The practice, a variant of BlackHat Seach Engine Optimization (BHSEO), picking major world events for scams to target unsuspecting victims through fake high-ranking search engine results, is nothing new. When a major world event occurs, people feel like there’s an urgent “need” to know what’s going on, a bit of a frenzy. The new twist is when BHSEO tactics join social engineering to provide malicious links that “seem” to be coming from people you really know and trust.

There is a social element involved, people tend to drop their guard a bit when receiving information from people they have a relationship with.

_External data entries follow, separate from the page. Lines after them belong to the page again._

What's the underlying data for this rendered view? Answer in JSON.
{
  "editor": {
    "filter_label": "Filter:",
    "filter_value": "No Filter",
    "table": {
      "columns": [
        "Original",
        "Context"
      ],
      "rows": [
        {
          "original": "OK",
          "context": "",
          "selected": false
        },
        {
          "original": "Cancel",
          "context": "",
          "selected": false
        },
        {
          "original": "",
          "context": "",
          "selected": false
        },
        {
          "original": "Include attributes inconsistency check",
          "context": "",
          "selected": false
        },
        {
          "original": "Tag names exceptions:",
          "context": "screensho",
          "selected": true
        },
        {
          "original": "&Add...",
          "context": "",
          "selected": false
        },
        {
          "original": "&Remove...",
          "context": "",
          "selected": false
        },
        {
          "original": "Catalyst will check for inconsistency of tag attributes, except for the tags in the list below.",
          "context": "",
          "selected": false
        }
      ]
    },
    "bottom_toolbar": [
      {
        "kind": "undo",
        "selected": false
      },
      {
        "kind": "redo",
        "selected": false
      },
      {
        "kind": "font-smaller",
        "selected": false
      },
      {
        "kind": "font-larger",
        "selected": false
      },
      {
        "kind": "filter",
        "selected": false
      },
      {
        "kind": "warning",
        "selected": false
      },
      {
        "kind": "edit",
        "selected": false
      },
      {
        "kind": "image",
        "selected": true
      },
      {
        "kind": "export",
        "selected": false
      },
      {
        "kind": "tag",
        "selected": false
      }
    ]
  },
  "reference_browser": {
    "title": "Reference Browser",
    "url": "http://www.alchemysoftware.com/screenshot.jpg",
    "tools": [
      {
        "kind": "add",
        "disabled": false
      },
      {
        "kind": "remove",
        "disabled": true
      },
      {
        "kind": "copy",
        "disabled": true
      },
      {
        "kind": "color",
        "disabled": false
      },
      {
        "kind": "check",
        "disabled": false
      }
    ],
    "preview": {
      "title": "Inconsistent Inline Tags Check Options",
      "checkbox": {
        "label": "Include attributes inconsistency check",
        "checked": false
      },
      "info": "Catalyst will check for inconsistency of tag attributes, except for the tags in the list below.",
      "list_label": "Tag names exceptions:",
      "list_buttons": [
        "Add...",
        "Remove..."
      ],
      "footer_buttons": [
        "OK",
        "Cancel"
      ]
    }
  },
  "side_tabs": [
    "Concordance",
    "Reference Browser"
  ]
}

Add that to a major breaking news event, and the guard drops a little further. Suddenly, there’s a scramble to find the most reliable up-to-the-minute information, and less attention paid to the normal defenses. While it’s sad that attackers would exploit this sort of event, it’s nothing new, and you should protect yourself.

Folks will still visit high-ranking fake websites through traditional search engine queries during the Hurricane Irene coverage. One way to increase a malicious site’s rankings is to make it “seem” popular among social networking rating systems, which is simplified by using fake or hacked Twitter/Facebook accounts, so the scam works both ways, tricking users into visiting fake tweeted links, and also raising popularity to similar links on the search engines. Considering how a sudden spike in search engine term popularity can vault websites to the top of the rankings, expect to see this kind of activity continue surrounding Hurricane Irene (and whatever the next major event will be).

To protect yourself, the same advice applies: Only visit reputable websites for your information, and then type their name directly into your browser address bar, don’t rely on the shortened links common in tweets. Also, look for strange syntax and phrasing in solicitations from “friends”, often the text is generated by those who don’t use English as their first language, so they may have awkward wording. Of course, you can always turn on your TV, but hey, this is a tech blog, we do things online, right?